Troisième constat : au top du capitalisme français on trouve d’abord les familles Arnault, Hermès, Wertheimer, Bettencourt, Pinault, les rois du luxe ; on a envie d’écrire que ce palmarès montre une certaine futilité, une vanité de ce capitalisme à la française. On remarque ensuite que le secteur de la santé, au sens large, s’avère très profitable. Les actionnaires de Biomérieux, Eurofins ou Moderna Therapeutics s’enrichissent de plusieurs milliards (voir encadré ci-contre) ; on retrouve aussi ici les propriétaires des EHPAD et des résidences seniors, baptisés « les rois de l’or gris » (Domus, Sedna, Emera, Colisée patrimoine, Orpea), qui ont su s’enrichir « d’un business model avantageux », écrit la revue. À signaler en particulier dans cette tribu Jean-François Gobertier, longtemps numéro 2 de DomusVi, qui collectionne restaurants, hôtels, villas, Harley, voitures de luxe, mais aussi enquêtes préliminaires pour corruption, abus de biens sociaux et blanchiment.

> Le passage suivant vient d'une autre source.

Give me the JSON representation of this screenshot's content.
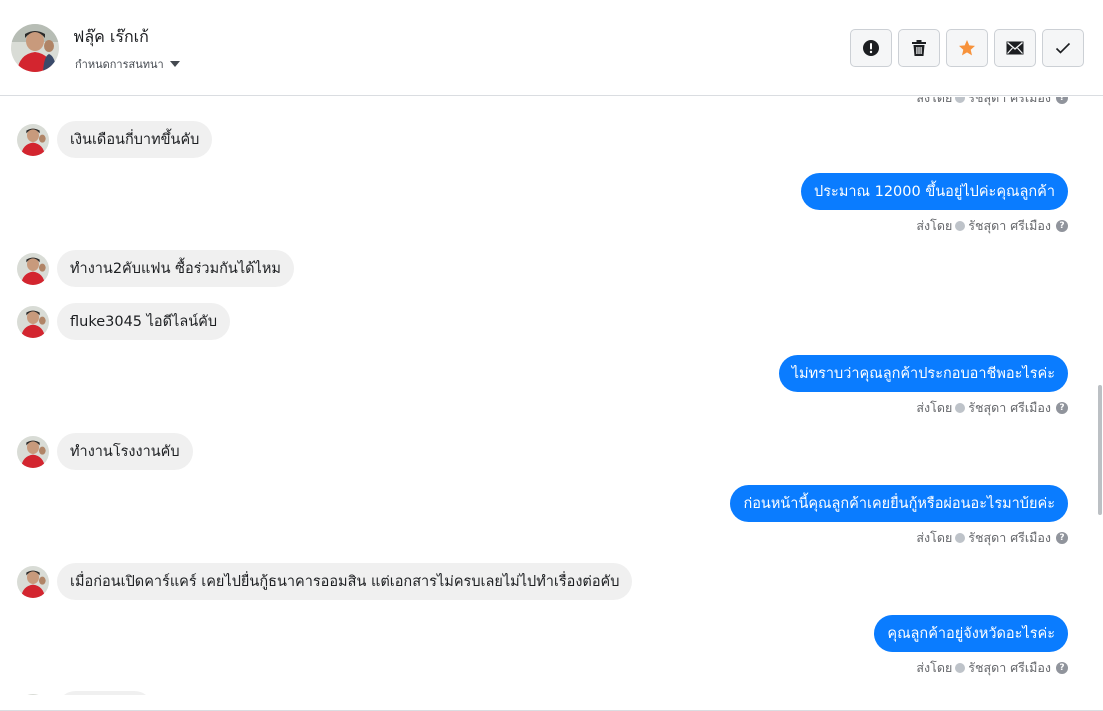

Quatrième constat : « Les grandes fortunes n’ont jamais été aussi critiquées », regrette le responsable de la revue dans l’avant-propos de ce numéro spécial. Il fait état d’un sondage où, notamment, trois Français sur quatre estiment que, face à la crise (tiens, le mot revient), « il faut demander une contribution spécifique aux plus riches ».
Cause commune n° 20 • novembre/décembre 2020
La santé au top
Les biotechs sont dopées. Le secteur de la santé profite directement ou indirectement de la crise sanitaire. Les actionnaires de BioMérieux, Eurofins ou Moderna s’enrichissent de plusieurs milliards. Santé et prospérité : ces deux mots s’accordent mieux que jamais. En cette période de pandémie mondiale, les patrimoines du secteur médical se sont dans leur très grande majorité appréciés. « Ces fortunes sont constituées de deux catégories, analyse Hervé Ronin, banquier d’affaires chez Bryan Garnier. D’un côté les descendants de dynasties familiales très établies comme les Mérieux, les Mauvernay (Debiopharm) ou les Chibret (Théa) ; et de l’autre des entrepreneurs plus récents comme Stéphane Bancel (Moderna Therapeutics) ou Jean-Paul Clozel (Idorsia). »
Des représentants de ces deux mondes ont directement bénéficié d’un « effet coronavirus ». À 47 ans, Stéphane Bancel, qui fait irruption pour la première fois dans le classement de Challenges – directement au 66e rang, avec un patrimoine de 1,45 milliard d’euros – a créé sa biotech ex nihilo à Boston (Massachusetts) en 2011. Neuf ans plus tard, Moderna Therapeutics caracole en tête dans la course aux vaccins contre la COVID-19. Et avec pas moins de quinze nouveaux médicaments dans ses tuyaux, tous développés à partir de la technologie révolutionnaire d’ARN Messager, la biotech, dont le fondateur possède 7,5 %, n’en est probablement qu’au début de son ascension.
Extraits de « Fortunes de France », Challenges, n° 662, p. 200.